Dava konusu anataşınmazın yönetim planı bulunmadığından toplantı zamanları hususunda kanun uygulanacaktır. Bu durumda yıllık olağan toplantı zamanı Ocak ayı içi olup, bunun dışındaki zamanlarda yapılacak olan tüm toplantılar ve bu bağlamda davaya konu edilen 04.11.2009 tarihli kat malikleri kurulu toplantısı olağanüstü toplantı niteliğindedir ve geçerliliği kanun maddesinde belirtilen koşullara bağlıdır.
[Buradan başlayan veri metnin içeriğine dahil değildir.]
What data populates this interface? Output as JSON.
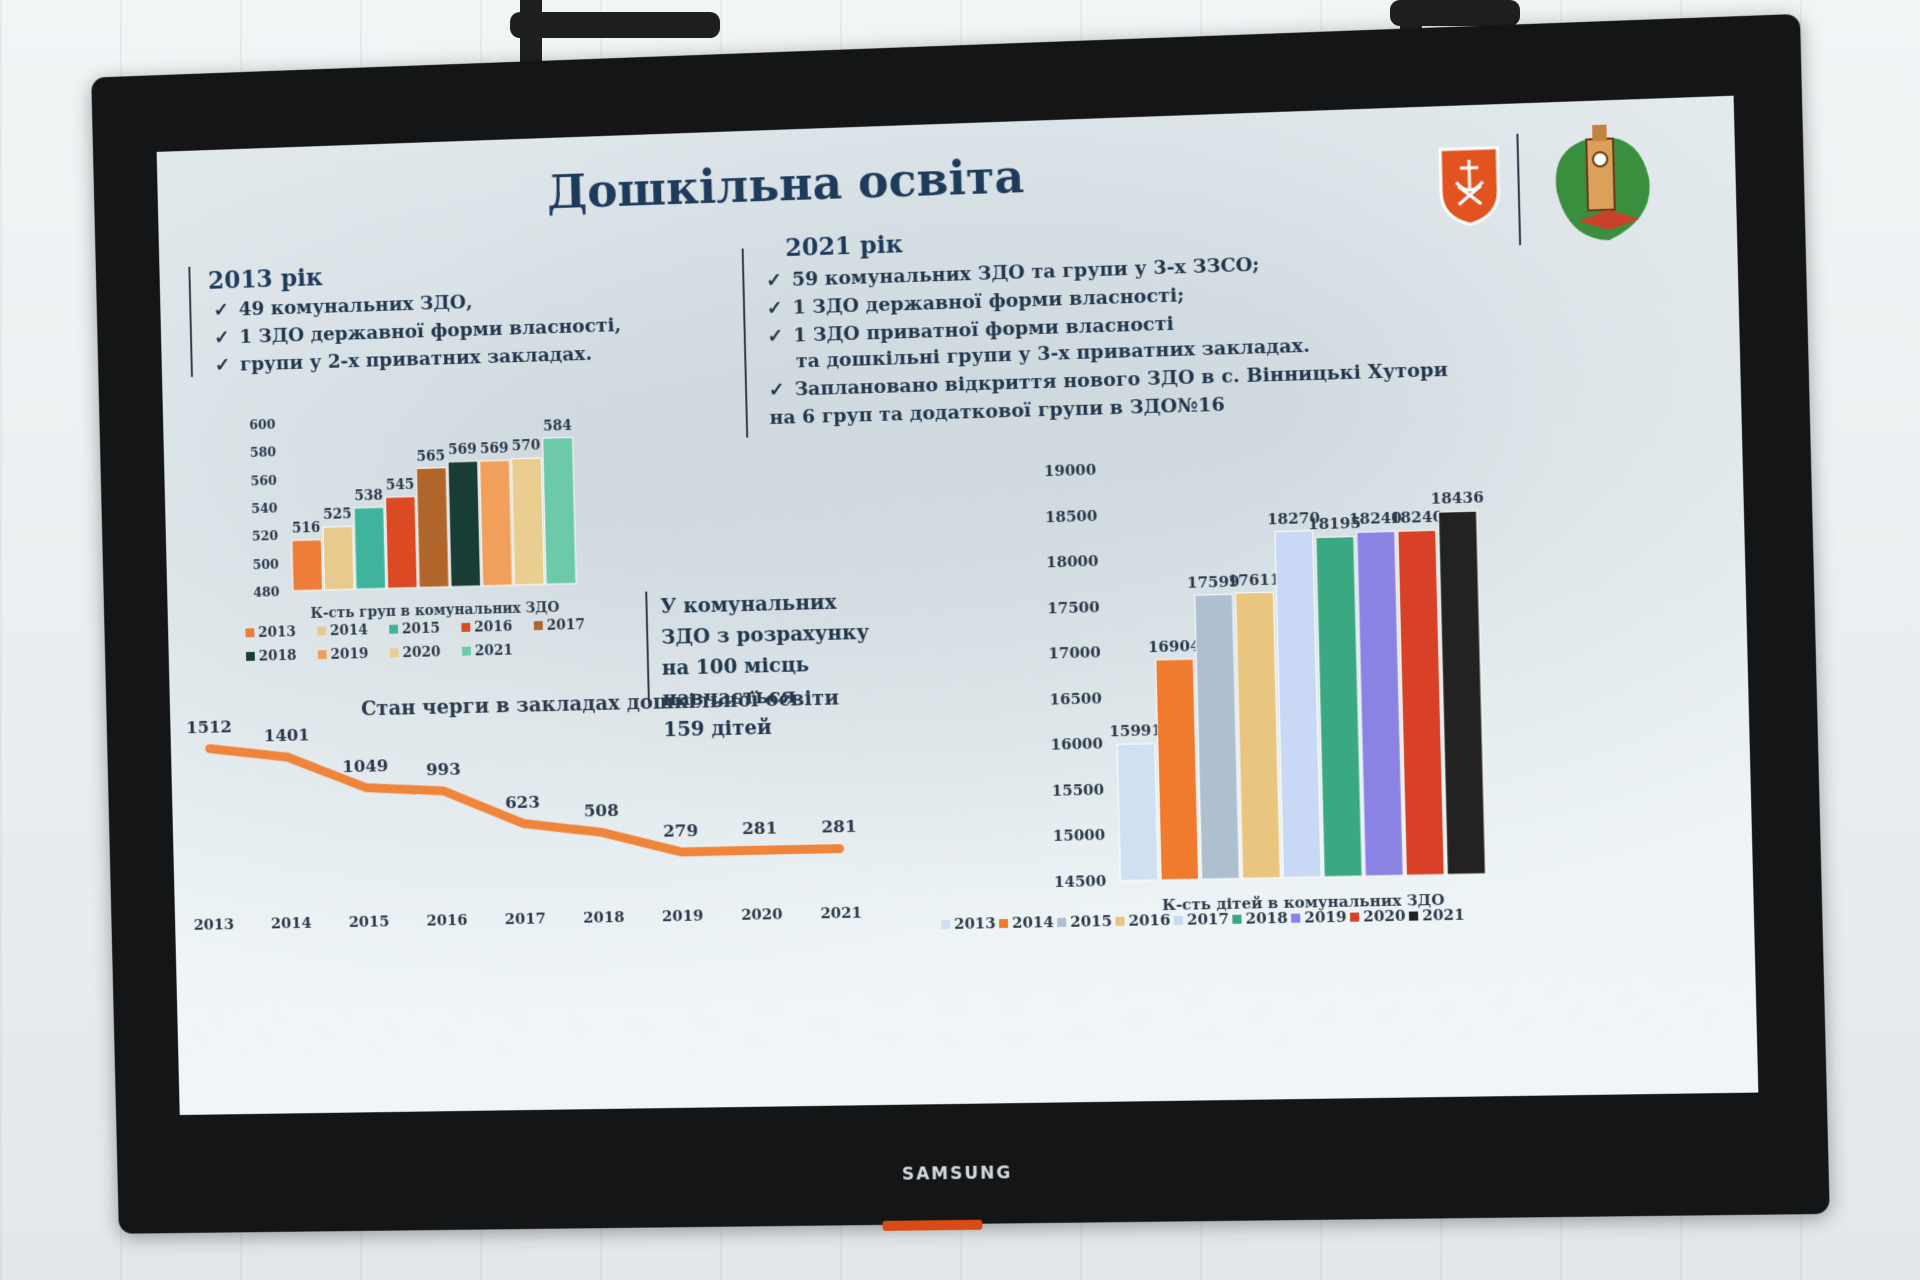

Anataşınmazın yıllık toplantılarının her yıl değişik tarihlerde yapılmasının veya toplantıda karar altına alınan konuların nitelikleri veya önemli olup olmadıklarının bu sonuca etkileri yoktur.
Dava konusu toplantı için davacıya usulünce çağrı yapılmamış olup bu husus mahkemenin de kabulünde olduğundan, yasal koşulları yerine getirilmeden yapılan toplantının ve alınan kararların iptaline karar verilmesi gerekirken, yazılı gerekçe ile davanın reddedilmesi doğru görülmemiştir…) gerekçesi ile bozularak dosya yerine geri çevrilmekle, yeniden yapılan yargılama sonunda, mahkemece önceki kararda direnilmiştir.
TEMYİZ EDEN: Davacı vekili
HUKUK GENEL KURULU KARARI
Hukuk Genel Kurulu’nca incelenerek direnme kararının süresinde temyiz edildiği anlaşıldıktan ve dosyadaki kâğıtlar okunduktan sonra gereği görüşüldü:
Dava, 04.11.2009 tarihli kat malikleri kurulu toplantısında alınan kararların iptali istemine ilişkindir.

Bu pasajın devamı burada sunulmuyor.